Sonny sure is good at finding “loopholes”:
► In 2004, under Perdue’s watch, the state passed on an opportunity to buy the 20,000-acre Oaky Woods tract, a process in which Perdue was involved despite the fact that he owns 101 acres immediately adjacent to the tract. The property eventually was sold to developers, and the value of Perdue’s adjacent acreage doubled in value.
► In the waning days of the 2005 legislative session, state Rep. Larry O’Neal, a Bonaire Republican who also was Perdue’s lawyer, pushed through a piece of legislation that made a tax break on land sales retroactive to 2004. The new law gave Perdue a $100,000 break on a Florida land deal.
► In the 2004 land deal that was the subject of the tax break, Perdue purchased approximately 20 acres near Walt Disney World for $2 million from Stanley Thomas, a large-project developer whom Perdue the year before had appointed to the state Board of Economic Development – clearly a prime perch for a developer. And the land Perdue bought is located next door to a resort community where half-acre lots were selling in 2004 for hundreds of thousands of dollars.
► Late in 2007, Houston County – the governor’s home county – was chosen as the site for a planned $22 million fish hatchery and visitor center, a centerpiece of the governor’s initiative to promote fishing and tourism in the state.
► Last year, as the roiling economy prompted him to revise state tax revenue estimates downward by $245 million, Perdue left a $7.3 million outlay for a horse barn and practice ring at the Georgia National Fairgrounds and Agricenter – in Houston County – in the state budget.
And don’t forget the $21 million loan he secured under “remarkable circumstances”:
The lender — a farm credit bank based in Perry — allowed Perdue to put up collateral worth less than 20 percent of the loan’s value, according to a security deed filed in Houston County Superior Court.
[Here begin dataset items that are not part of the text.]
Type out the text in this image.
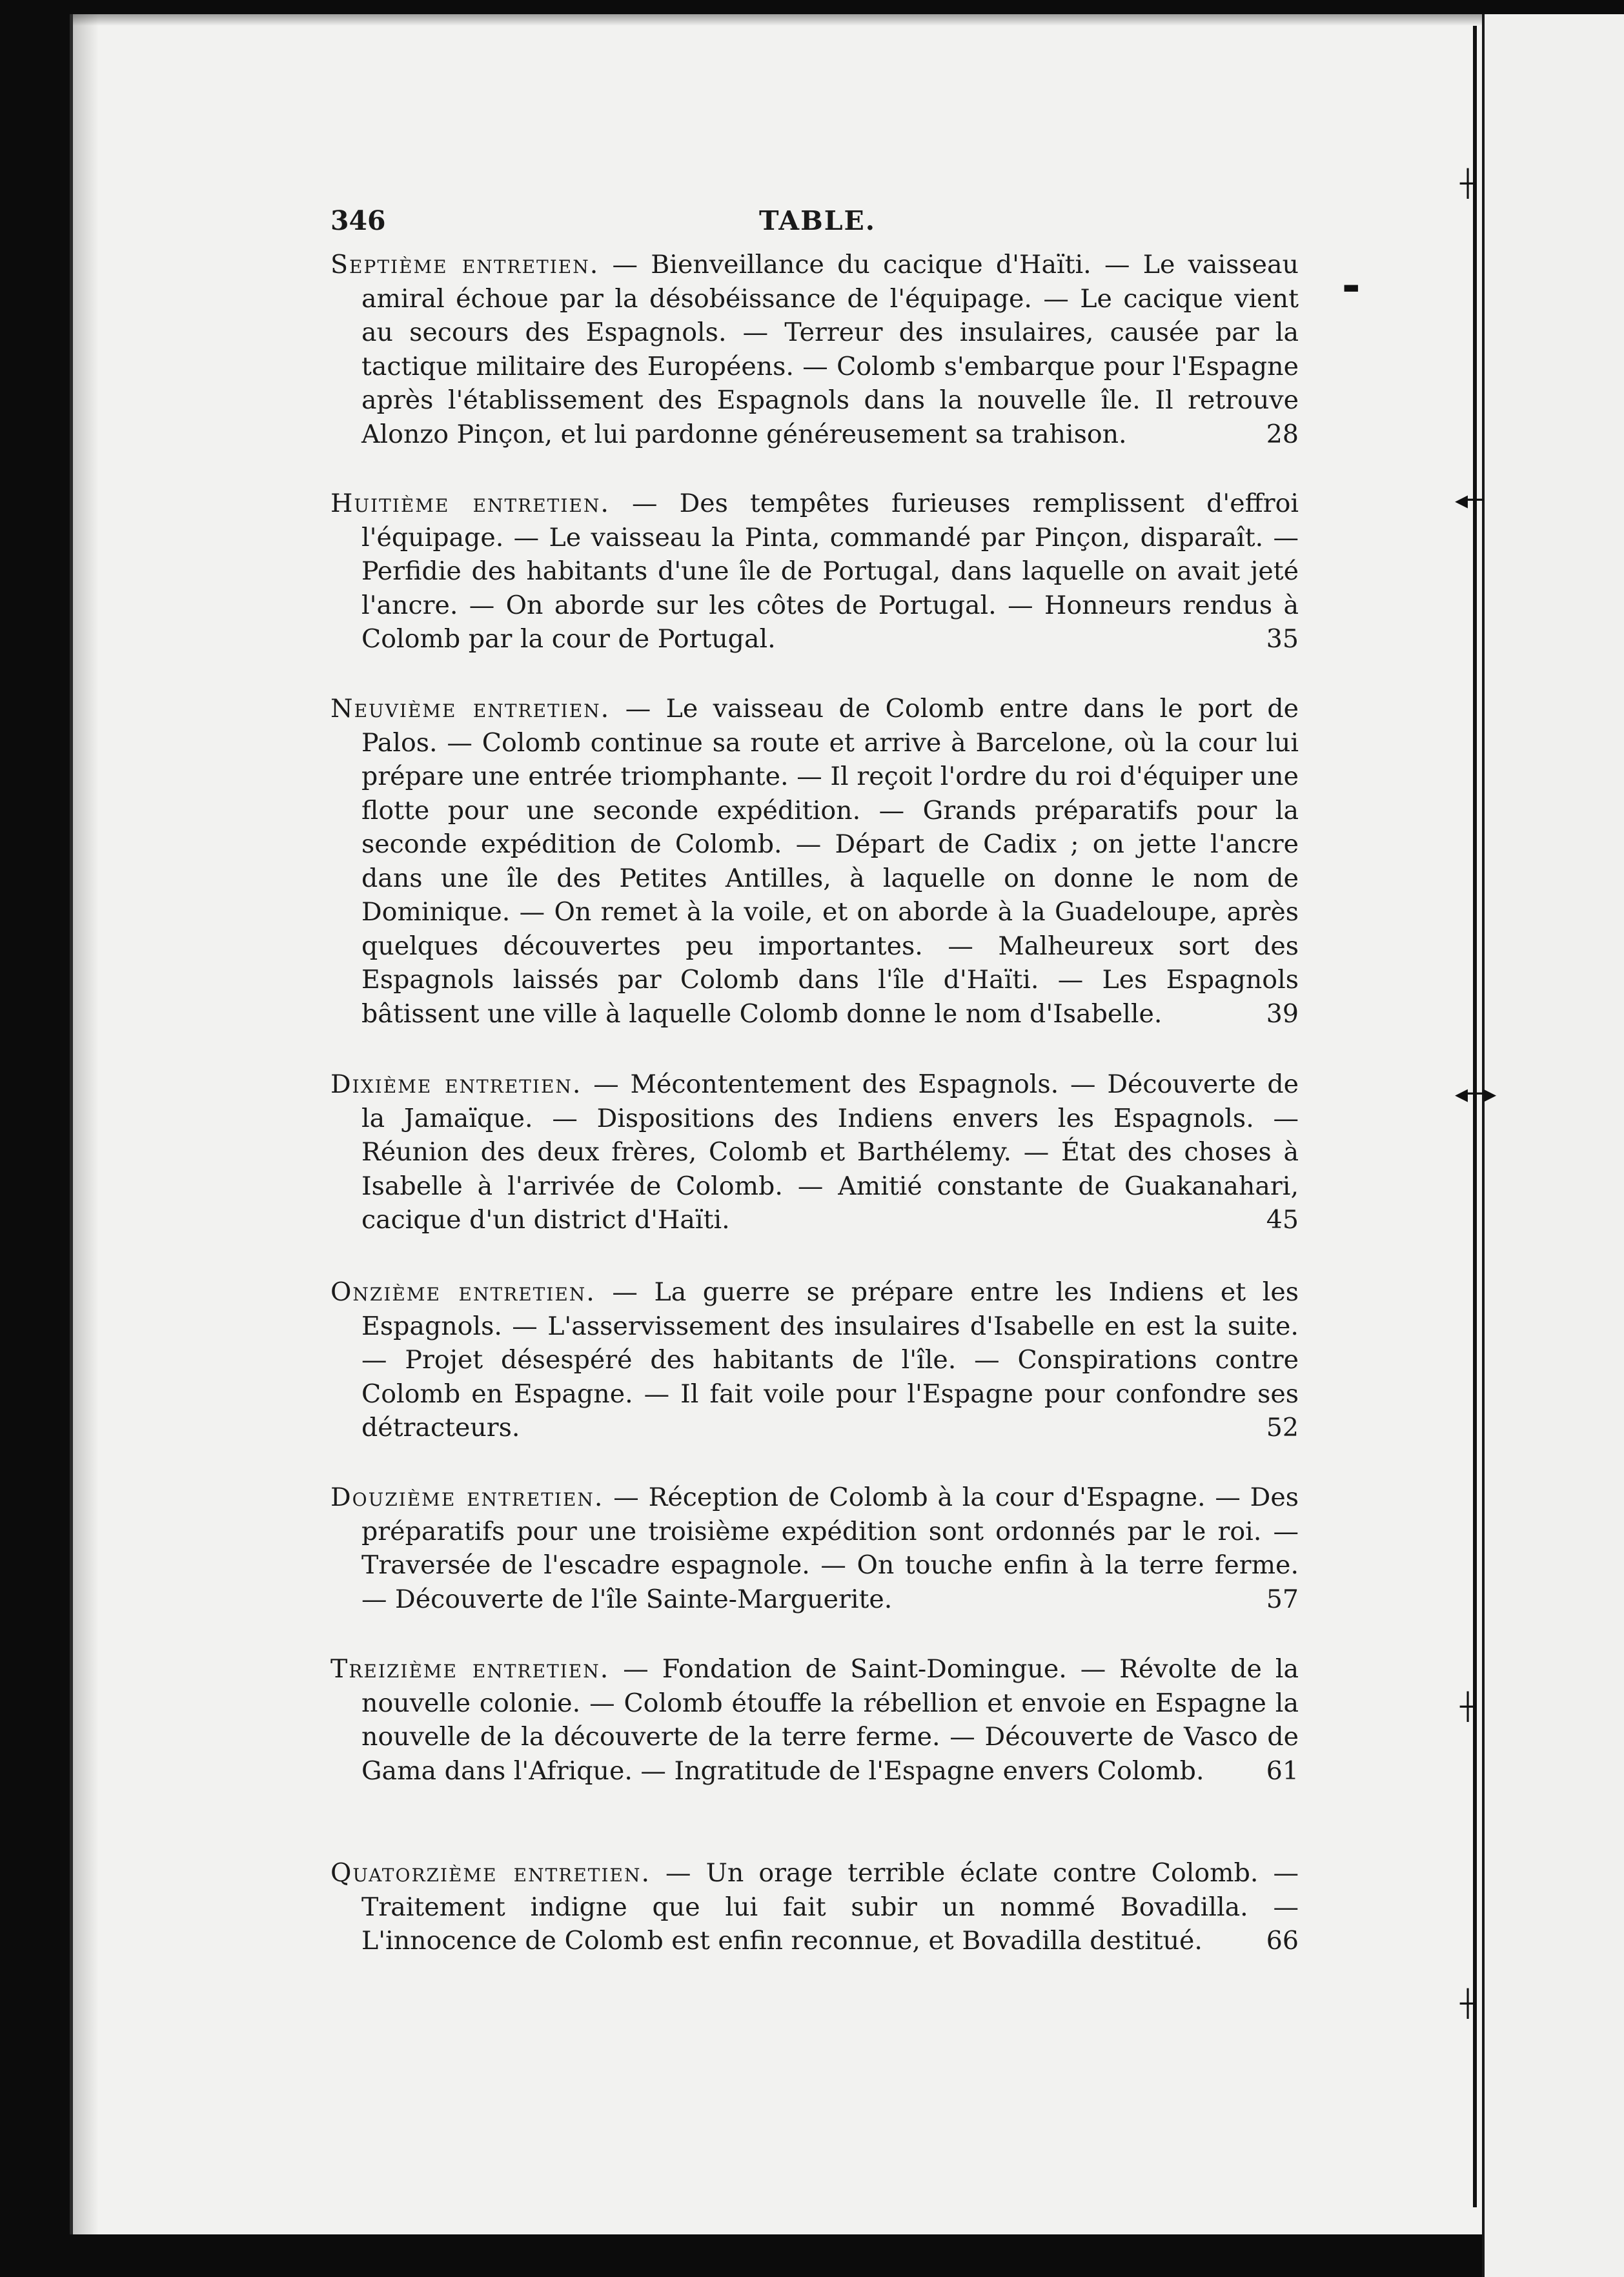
┼
◂┼
◂┼▸
┼
┼
▬
346	TABLE.
Septième entretien. — Bienveillance du cacique d'Haïti. — Le vaisseau amiral échoue par la désobéissance de l'équipage. — Le cacique vient au secours des Espagnols. — Terreur des insulaires, causée par la tactique militaire des Européens. — Colomb s'embarque pour l'Espagne après l'établissement des Espagnols dans la nouvelle île. Il retrouve Alonzo Pinçon, et lui pardonne généreusement sa trahison.	28
Huitième entretien. — Des tempêtes furieuses remplissent d'effroi l'équipage. — Le vaisseau la Pinta, commandé par Pinçon, disparaît. — Perfidie des habitants d'une île de Portugal, dans laquelle on avait jeté l'ancre. — On aborde sur les côtes de Portugal. — Honneurs rendus à Colomb par la cour de Portugal.	35
Neuvième entretien. — Le vaisseau de Colomb entre dans le port de Palos. — Colomb continue sa route et arrive à Barcelone, où la cour lui prépare une entrée triomphante. — Il reçoit l'ordre du roi d'équiper une flotte pour une seconde expédition. — Grands préparatifs pour la seconde expédition de Colomb. — Départ de Cadix ; on jette l'ancre dans une île des Petites Antilles, à laquelle on donne le nom de Dominique. — On remet à la voile, et on aborde à la Guadeloupe, après quelques découvertes peu importantes. — Malheureux sort des Espagnols laissés par Colomb dans l'île d'Haïti. — Les Espagnols bâtissent une ville à laquelle Colomb donne le nom d'Isabelle.	39
Dixième entretien. — Mécontentement des Espagnols. — Découverte de la Jamaïque. — Dispositions des Indiens envers les Espagnols. — Réunion des deux frères, Colomb et Barthélemy. — État des choses à Isabelle à l'arrivée de Colomb. — Amitié constante de Guakanahari, cacique d'un district d'Haïti.	45
Onzième entretien. — La guerre se prépare entre les Indiens et les Espagnols. — L'asservissement des insulaires d'Isabelle en est la suite. — Projet désespéré des habitants de l'île. — Conspirations contre Colomb en Espagne. — Il fait voile pour l'Espagne pour confondre ses détracteurs.	52
Douzième entretien. — Réception de Colomb à la cour d'Espagne. — Des préparatifs pour une troisième expédition sont ordonnés par le roi. — Traversée de l'escadre espagnole. — On touche enfin à la terre ferme. — Découverte de l'île Sainte-Marguerite.	57
Treizième entretien. — Fondation de Saint-Domingue. — Révolte de la nouvelle colonie. — Colomb étouffe la rébellion et envoie en Espagne la nouvelle de la découverte de la terre ferme. — Découverte de Vasco de Gama dans l'Afrique. — Ingratitude de l'Espagne envers Colomb. 61
Quatorzième entretien. — Un orage terrible éclate contre Colomb. — Traitement indigne que lui fait subir un nommé Bovadilla. — L'innocence de Colomb est enfin reconnue, et Bovadilla destitué.	66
Commercial lenders typically insist on a far greater level of collateral, and the federal agency that regulates farm banks requires strict underwriting standards to guarantee loan repayment.
The bank, AgGeorgia Farm Credit, focuses on real estate lending and carries just $55 million in business loans on its books, according to its latest quarterly report. Now a large proportion of that portfolio is devoted to the governor, who is a familiar figure to AgGeorgia’s leaders: Eight of the bank’s 23 directors contributed to Perdue’s re-election campaign in 2006.
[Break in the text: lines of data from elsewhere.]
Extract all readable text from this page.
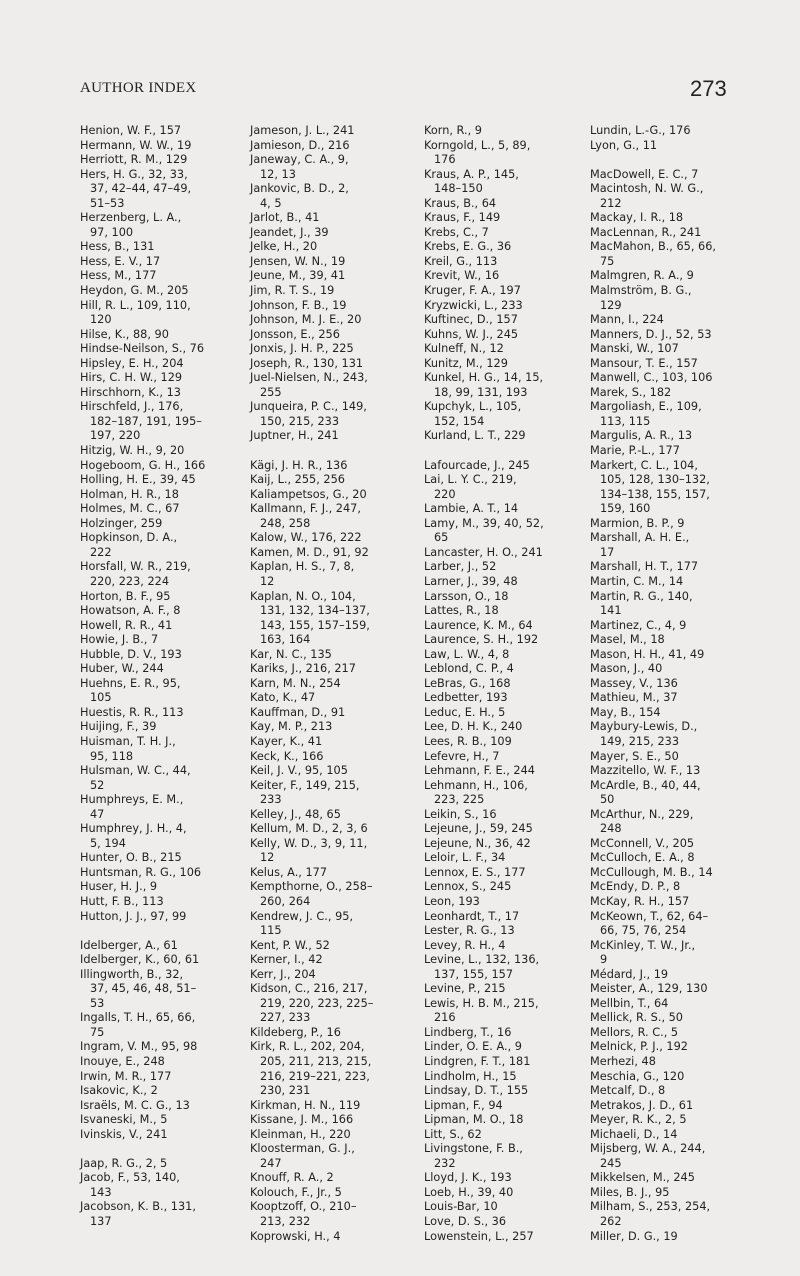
AUTHOR INDEX	273
Henion, W. F., 157
Hermann, W. W., 19
Herriott, R. M., 129
Hers, H. G., 32, 33,
37, 42–44, 47–49,
51–53
Herzenberg, L. A.,
97, 100
Hess, B., 131
Hess, E. V., 17
Hess, M., 177
Heydon, G. M., 205
Hill, R. L., 109, 110,
120
Hilse, K., 88, 90
Hindse-Neilson, S., 76
Hipsley, E. H., 204
Hirs, C. H. W., 129
Hirschhorn, K., 13
Hirschfeld, J., 176,
182–187, 191, 195–
197, 220
Hitzig, W. H., 9, 20
Hogeboom, G. H., 166
Holling, H. E., 39, 45
Holman, H. R., 18
Holmes, M. C., 67
Holzinger, 259
Hopkinson, D. A.,
222
Horsfall, W. R., 219,
220, 223, 224
Horton, B. F., 95
Howatson, A. F., 8
Howell, R. R., 41
Howie, J. B., 7
Hubble, D. V., 193
Huber, W., 244
Huehns, E. R., 95,
105
Huestis, R. R., 113
Huijing, F., 39
Huisman, T. H. J.,
95, 118
Hulsman, W. C., 44,
52
Humphreys, E. M.,
47
Humphrey, J. H., 4,
5, 194
Hunter, O. B., 215
Huntsman, R. G., 106
Huser, H. J., 9
Hutt, F. B., 113
Hutton, J. J., 97, 99
Idelberger, A., 61
Idelberger, K., 60, 61
Illingworth, B., 32,
37, 45, 46, 48, 51–
53
Ingalls, T. H., 65, 66,
75
Ingram, V. M., 95, 98
Inouye, E., 248
Irwin, M. R., 177
Isakovic, K., 2
Israëls, M. C. G., 13
Isvaneski, M., 5
Ivinskis, V., 241
Jaap, R. G., 2, 5
Jacob, F., 53, 140,
143
Jacobson, K. B., 131,
137
Jameson, J. L., 241
Jamieson, D., 216
Janeway, C. A., 9,
12, 13
Jankovic, B. D., 2,
4, 5
Jarlot, B., 41
Jeandet, J., 39
Jelke, H., 20
Jensen, W. N., 19
Jeune, M., 39, 41
Jim, R. T. S., 19
Johnson, F. B., 19
Johnson, M. J. E., 20
Jonsson, E., 256
Jonxis, J. H. P., 225
Joseph, R., 130, 131
Juel-Nielsen, N., 243,
255
Junqueira, P. C., 149,
150, 215, 233
Juptner, H., 241
Kägi, J. H. R., 136
Kaij, L., 255, 256
Kaliampetsos, G., 20
Kallmann, F. J., 247,
248, 258
Kalow, W., 176, 222
Kamen, M. D., 91, 92
Kaplan, H. S., 7, 8,
12
Kaplan, N. O., 104,
131, 132, 134–137,
143, 155, 157–159,
163, 164
Kar, N. C., 135
Kariks, J., 216, 217
Karn, M. N., 254
Kato, K., 47
Kauffman, D., 91
Kay, M. P., 213
Kayer, K., 41
Keck, K., 166
Keil, J. V., 95, 105
Keiter, F., 149, 215,
233
Kelley, J., 48, 65
Kellum, M. D., 2, 3, 6
Kelly, W. D., 3, 9, 11,
12
Kelus, A., 177
Kempthorne, O., 258–
260, 264
Kendrew, J. C., 95,
115
Kent, P. W., 52
Kerner, I., 42
Kerr, J., 204
Kidson, C., 216, 217,
219, 220, 223, 225–
227, 233
Kildeberg, P., 16
Kirk, R. L., 202, 204,
205, 211, 213, 215,
216, 219–221, 223,
230, 231
Kirkman, H. N., 119
Kissane, J. M., 166
Kleinman, H., 220
Kloosterman, G. J.,
247
Knouff, R. A., 2
Kolouch, F., Jr., 5
Kooptzoff, O., 210–
213, 232
Koprowski, H., 4
Korn, R., 9
Korngold, L., 5, 89,
176
Kraus, A. P., 145,
148–150
Kraus, B., 64
Kraus, F., 149
Krebs, C., 7
Krebs, E. G., 36
Kreil, G., 113
Krevit, W., 16
Kruger, F. A., 197
Kryzwicki, L., 233
Kuftinec, D., 157
Kuhns, W. J., 245
Kulneff, N., 12
Kunitz, M., 129
Kunkel, H. G., 14, 15,
18, 99, 131, 193
Kupchyk, L., 105,
152, 154
Kurland, L. T., 229
Lafourcade, J., 245
Lai, L. Y. C., 219,
220
Lambie, A. T., 14
Lamy, M., 39, 40, 52,
65
Lancaster, H. O., 241
Larber, J., 52
Larner, J., 39, 48
Larsson, O., 18
Lattes, R., 18
Laurence, K. M., 64
Laurence, S. H., 192
Law, L. W., 4, 8
Leblond, C. P., 4
LeBras, G., 168
Ledbetter, 193
Leduc, E. H., 5
Lee, D. H. K., 240
Lees, R. B., 109
Lefevre, H., 7
Lehmann, F. E., 244
Lehmann, H., 106,
223, 225
Leikin, S., 16
Lejeune, J., 59, 245
Lejeune, N., 36, 42
Leloir, L. F., 34
Lennox, E. S., 177
Lennox, S., 245
Leon, 193
Leonhardt, T., 17
Lester, R. G., 13
Levey, R. H., 4
Levine, L., 132, 136,
137, 155, 157
Levine, P., 215
Lewis, H. B. M., 215,
216
Lindberg, T., 16
Linder, O. E. A., 9
Lindgren, F. T., 181
Lindholm, H., 15
Lindsay, D. T., 155
Lipman, F., 94
Lipman, M. O., 18
Litt, S., 62
Livingstone, F. B.,
232
Lloyd, J. K., 193
Loeb, H., 39, 40
Louis-Bar, 10
Love, D. S., 36
Lowenstein, L., 257
Lundin, L.-G., 176
Lyon, G., 11
MacDowell, E. C., 7
Macintosh, N. W. G.,
212
Mackay, I. R., 18
MacLennan, R., 241
MacMahon, B., 65, 66,
75
Malmgren, R. A., 9
Malmström, B. G.,
129
Mann, I., 224
Manners, D. J., 52, 53
Manski, W., 107
Mansour, T. E., 157
Manwell, C., 103, 106
Marek, S., 182
Margoliash, E., 109,
113, 115
Margulis, A. R., 13
Marie, P.-L., 177
Markert, C. L., 104,
105, 128, 130–132,
134–138, 155, 157,
159, 160
Marmion, B. P., 9
Marshall, A. H. E.,
17
Marshall, H. T., 177
Martin, C. M., 14
Martin, R. G., 140,
141
Martinez, C., 4, 9
Masel, M., 18
Mason, H. H., 41, 49
Mason, J., 40
Massey, V., 136
Mathieu, M., 37
May, B., 154
Maybury-Lewis, D.,
149, 215, 233
Mayer, S. E., 50
Mazzitello, W. F., 13
McArdle, B., 40, 44,
50
McArthur, N., 229,
248
McConnell, V., 205
McCulloch, E. A., 8
McCullough, M. B., 14
McEndy, D. P., 8
McKay, R. H., 157
McKeown, T., 62, 64–
66, 75, 76, 254
McKinley, T. W., Jr.,
9
Médard, J., 19
Meister, A., 129, 130
Mellbin, T., 64
Mellick, R. S., 50
Mellors, R. C., 5
Melnick, P. J., 192
Merhezi, 48
Meschia, G., 120
Metcalf, D., 8
Metrakos, J. D., 61
Meyer, R. K., 2, 5
Michaeli, D., 14
Mijsberg, W. A., 244,
245
Mikkelsen, M., 245
Miles, B. J., 95
Milham, S., 253, 254,
262
Miller, D. G., 19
Unlike his three most recent predecessors, Sonny refused to place his financial interests in a blind trust (the General Assembly should immediately pass legislation that requires it).
The AJC’s Alan Judd reported that, in 2006, Perdue’s holdings had increased by more than one-third in four years.
To quote Bob Dole, where’s the outrage? Seriously. The evidence against Perdue is overwhelming and yet he fails to see the need to explain himself.
That’s what you get when you elect a candidate who courted flaggers and the techer’s union, as Perdue did in his successful run against Roy Barnes in 2002.